How North Korea’s neighbours view the nuclear threat


At the end of June, ECFR conducted a week-long discussion round between a group of Europeans and Asians in Tokyo under the title, How do Asians see their future? Not unexpectedly, on most issues different participants had very different answers to the question. However, the rise and future of China loomed large over the discussions.

Participants responded to a poll on the likelihood of conflicts in Asia, and the results showed that people were concerned about the potential for war between China and Vietnam and between China and Japan. But the greatest risk to Asia, according to Asian participants in the discussion, is North Korea. They feared that provocation could be followed by melt-down, which would lead to an intervention by China. Europeans placed North Korea as the second greatest risk to Asia.

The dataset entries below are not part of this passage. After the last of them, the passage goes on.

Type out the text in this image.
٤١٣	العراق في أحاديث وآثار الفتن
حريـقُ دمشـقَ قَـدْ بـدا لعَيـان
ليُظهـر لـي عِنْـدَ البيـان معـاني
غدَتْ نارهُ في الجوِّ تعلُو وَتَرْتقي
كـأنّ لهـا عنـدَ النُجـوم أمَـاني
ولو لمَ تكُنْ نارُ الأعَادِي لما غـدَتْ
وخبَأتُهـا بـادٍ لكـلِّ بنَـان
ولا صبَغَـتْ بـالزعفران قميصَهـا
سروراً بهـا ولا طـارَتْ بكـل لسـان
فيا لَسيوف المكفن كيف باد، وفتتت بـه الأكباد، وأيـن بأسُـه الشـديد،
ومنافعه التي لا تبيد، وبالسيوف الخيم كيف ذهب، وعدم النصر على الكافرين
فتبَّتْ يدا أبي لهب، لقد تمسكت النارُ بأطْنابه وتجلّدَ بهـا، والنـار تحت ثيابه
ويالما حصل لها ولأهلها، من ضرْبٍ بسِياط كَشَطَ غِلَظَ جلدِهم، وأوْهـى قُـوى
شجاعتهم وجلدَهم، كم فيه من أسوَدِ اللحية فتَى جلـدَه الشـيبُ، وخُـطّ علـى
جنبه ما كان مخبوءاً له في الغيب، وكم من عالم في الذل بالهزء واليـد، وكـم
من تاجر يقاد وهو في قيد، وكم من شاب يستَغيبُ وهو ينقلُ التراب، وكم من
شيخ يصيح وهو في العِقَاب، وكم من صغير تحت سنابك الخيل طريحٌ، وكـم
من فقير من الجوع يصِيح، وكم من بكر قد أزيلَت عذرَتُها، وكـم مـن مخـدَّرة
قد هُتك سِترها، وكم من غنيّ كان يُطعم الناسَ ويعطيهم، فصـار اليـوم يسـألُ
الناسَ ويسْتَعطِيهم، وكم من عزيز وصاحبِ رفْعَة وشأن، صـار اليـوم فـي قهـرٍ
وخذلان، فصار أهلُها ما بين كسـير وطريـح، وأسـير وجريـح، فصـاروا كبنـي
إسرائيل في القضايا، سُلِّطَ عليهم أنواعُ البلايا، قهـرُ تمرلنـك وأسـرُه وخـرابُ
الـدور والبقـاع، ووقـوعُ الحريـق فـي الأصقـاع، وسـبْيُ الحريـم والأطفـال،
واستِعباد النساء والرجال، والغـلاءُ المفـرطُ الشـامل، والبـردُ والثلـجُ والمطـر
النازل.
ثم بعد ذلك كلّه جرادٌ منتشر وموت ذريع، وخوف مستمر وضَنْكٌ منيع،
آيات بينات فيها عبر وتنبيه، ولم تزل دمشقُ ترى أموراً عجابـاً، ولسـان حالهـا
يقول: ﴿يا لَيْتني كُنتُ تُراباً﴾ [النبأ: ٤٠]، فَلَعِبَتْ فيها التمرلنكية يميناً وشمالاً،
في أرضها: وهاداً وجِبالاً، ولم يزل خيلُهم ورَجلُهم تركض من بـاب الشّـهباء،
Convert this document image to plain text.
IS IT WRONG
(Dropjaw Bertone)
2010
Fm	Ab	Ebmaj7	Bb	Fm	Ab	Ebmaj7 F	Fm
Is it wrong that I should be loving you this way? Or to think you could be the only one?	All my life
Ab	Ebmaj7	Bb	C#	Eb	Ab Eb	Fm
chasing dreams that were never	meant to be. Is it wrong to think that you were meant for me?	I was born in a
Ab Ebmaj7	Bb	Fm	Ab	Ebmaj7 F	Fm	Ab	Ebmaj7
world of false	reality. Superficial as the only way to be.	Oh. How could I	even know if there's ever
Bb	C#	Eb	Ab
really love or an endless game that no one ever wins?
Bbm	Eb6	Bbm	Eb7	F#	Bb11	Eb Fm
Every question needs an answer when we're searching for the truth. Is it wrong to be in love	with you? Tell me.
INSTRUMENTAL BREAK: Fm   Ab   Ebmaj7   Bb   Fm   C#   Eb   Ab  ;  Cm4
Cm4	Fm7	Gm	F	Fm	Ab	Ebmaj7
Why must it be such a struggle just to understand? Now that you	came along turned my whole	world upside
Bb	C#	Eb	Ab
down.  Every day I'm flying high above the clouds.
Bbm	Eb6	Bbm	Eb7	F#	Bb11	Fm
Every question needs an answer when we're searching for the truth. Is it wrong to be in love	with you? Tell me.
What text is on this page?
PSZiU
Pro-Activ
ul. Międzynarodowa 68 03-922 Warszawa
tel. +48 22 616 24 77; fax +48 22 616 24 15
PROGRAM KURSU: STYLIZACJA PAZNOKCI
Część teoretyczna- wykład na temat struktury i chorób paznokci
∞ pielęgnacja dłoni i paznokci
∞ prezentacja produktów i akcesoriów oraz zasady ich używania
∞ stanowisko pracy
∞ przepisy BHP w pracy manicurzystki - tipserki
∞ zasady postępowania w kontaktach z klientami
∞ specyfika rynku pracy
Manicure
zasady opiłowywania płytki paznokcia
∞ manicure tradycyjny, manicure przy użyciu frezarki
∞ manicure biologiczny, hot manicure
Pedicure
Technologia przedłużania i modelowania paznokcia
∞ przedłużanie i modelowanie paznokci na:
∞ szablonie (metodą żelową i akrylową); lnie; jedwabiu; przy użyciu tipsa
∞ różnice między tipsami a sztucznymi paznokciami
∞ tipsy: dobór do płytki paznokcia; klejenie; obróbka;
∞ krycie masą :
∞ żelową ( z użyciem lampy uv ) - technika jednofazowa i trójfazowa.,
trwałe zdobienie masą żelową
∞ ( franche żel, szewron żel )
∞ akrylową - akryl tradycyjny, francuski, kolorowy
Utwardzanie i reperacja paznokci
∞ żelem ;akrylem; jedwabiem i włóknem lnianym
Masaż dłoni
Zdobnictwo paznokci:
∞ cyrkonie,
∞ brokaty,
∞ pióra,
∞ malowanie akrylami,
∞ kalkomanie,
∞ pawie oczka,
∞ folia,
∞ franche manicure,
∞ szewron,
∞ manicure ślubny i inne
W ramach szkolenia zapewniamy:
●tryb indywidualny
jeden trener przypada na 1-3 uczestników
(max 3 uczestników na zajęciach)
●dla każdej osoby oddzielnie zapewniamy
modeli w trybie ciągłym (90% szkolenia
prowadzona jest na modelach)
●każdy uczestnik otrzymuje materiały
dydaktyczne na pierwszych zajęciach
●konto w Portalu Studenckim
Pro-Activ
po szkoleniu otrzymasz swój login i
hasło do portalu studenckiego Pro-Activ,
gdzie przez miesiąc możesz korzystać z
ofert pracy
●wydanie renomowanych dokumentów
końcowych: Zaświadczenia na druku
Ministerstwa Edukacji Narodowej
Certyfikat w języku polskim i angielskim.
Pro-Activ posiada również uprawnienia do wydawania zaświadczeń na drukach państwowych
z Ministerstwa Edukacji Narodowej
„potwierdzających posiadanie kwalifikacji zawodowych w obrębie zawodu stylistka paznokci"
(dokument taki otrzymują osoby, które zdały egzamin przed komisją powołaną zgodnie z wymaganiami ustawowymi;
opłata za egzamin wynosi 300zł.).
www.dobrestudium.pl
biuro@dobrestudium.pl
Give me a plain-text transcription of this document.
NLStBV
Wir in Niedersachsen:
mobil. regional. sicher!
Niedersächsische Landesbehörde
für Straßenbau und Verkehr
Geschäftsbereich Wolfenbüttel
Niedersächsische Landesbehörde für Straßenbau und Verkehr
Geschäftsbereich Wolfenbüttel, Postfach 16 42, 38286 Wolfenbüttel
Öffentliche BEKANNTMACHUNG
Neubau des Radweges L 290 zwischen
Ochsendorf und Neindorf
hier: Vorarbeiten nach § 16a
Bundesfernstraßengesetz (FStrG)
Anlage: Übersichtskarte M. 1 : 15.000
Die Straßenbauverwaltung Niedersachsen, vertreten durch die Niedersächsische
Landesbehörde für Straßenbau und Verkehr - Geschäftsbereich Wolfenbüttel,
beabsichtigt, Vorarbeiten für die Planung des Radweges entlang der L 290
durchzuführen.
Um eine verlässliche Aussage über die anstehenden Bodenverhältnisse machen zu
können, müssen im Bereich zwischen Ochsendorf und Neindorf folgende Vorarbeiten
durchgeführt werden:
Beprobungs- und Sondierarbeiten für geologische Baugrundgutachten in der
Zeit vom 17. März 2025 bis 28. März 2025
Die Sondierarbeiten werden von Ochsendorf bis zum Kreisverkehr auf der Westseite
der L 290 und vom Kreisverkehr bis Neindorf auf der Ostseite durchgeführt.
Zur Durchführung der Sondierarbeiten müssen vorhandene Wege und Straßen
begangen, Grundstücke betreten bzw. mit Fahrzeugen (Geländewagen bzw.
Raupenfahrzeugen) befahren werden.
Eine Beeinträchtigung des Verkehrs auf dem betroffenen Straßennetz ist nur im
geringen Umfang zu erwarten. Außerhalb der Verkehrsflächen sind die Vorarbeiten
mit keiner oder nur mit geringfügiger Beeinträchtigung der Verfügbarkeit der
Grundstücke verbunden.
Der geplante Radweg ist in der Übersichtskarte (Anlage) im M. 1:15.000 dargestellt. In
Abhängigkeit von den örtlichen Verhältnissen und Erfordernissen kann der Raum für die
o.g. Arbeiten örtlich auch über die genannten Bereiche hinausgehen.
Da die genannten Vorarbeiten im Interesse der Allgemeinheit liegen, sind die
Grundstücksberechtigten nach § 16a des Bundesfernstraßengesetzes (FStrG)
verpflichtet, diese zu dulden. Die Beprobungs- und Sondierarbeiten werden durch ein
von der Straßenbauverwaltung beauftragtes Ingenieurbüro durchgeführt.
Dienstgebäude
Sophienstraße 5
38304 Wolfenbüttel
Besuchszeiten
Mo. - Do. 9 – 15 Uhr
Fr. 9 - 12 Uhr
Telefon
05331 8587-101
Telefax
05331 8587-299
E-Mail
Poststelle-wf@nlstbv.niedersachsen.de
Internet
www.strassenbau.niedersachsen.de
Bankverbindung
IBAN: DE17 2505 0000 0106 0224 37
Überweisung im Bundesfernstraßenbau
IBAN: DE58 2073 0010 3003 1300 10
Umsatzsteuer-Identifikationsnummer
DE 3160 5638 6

The idea that North Korea is one of the greatest risks to Asian security is not new. Neither are questions about ways to support gradual change in North Korea and ways to avoid a sudden collapse. Debates among South Koreans, other Asians, and Europeans centred on ways to advance South Korean President Park Geun-hye’s Trustpolitik, as well as on lessons that could be drawn from Germany’s unification. However, the discussions made it clear that Asians and Europeans lack new ideas to deal with the North Korean threat. The same key factor recurred in all discussions on initiatives to build confidence and trust between North Korea and South Korea – to create a “Trustpolitik 2.0”. That key element was China.

One Korean participant noted that Beijing might seem to be in favour of the status quo on the Korean Peninsula, rather than showing support for conflict resolution. Other participants suggested calling on China to be more articulate and forthcoming towards Pyongyang on denuclearisation and a peace dialogue. Europeans took a modest but realistic line: if Koreans can learn anything from Europe, and specifically from German unification, it should be to expect the unexpected. Europeans too could learn a lesson: whether the Korean peninsula faces chaos, unification, or the continuance of the status quo, there is still a lot of room for European engagement. As one European participant suggested, Europe should show Asia what it can do. For example, European leaders could help to strengthen trust and institution-building by carrying out more regular meetings and visits with South and North Korean leaders.